Barbosa-Cortes L, Villasis-Keever MA, Del Prado-Manriquez M, López-Alarcón M. Adiposity and Insulin Resistance in Children from a Rural Community in Mexico. Arch Med Res. 2015;.
BACKGROUND AND AIMS
The study of the incidence of overweight and obesity as well as body composition and insulin resistance in children from rural communities is scarce. The aims of the study were a) to characterize the adiposity and homeostasis model assessment of insulin resistance (HOMA-IR) in school-age children from a rural community and b) to determine factors associated with fat mass and HOMA-IR in this population.

METHODS
A total of 41 school-aged children (15 males and 26 females; 9.9 ± 2.5 years old) from a Mexican rural community was studied. Trained observers had previously assessed the children's nutritional status during the first 6 months of life. Anthropometry, energy intake, physical activity, body composition and biochemical parameters were measured.

RESULTS
The overall prevalence of overweight/obesity was 7.3%. The mean energy intake of children was below international recommendations (1,235 ± 400 kcal/day). A higher percentage of fat mass was observed in females (20.3 ± 8.5) than in males (14.1 ± 5.1) (p = 0.006). There were seven children with IR, but we did not observe a correlation between HOMA and BMI percentiles (Pearson's r = 0.09, p = 0.57).

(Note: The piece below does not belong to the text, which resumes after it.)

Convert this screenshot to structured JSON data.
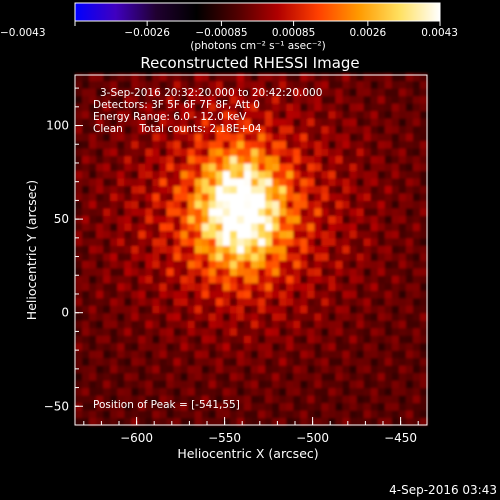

In a regression model, gender (females) was the primary factor associated with the percentage of fat mass. The growth velocity during the first 6 months of life was associated with HOMA-IR.

CONCLUSIONS
There is a low frequency of overweight and obesity in children from rural communities in Mexico. However, these children appear to have increased risk of adiposity and insulin resistance.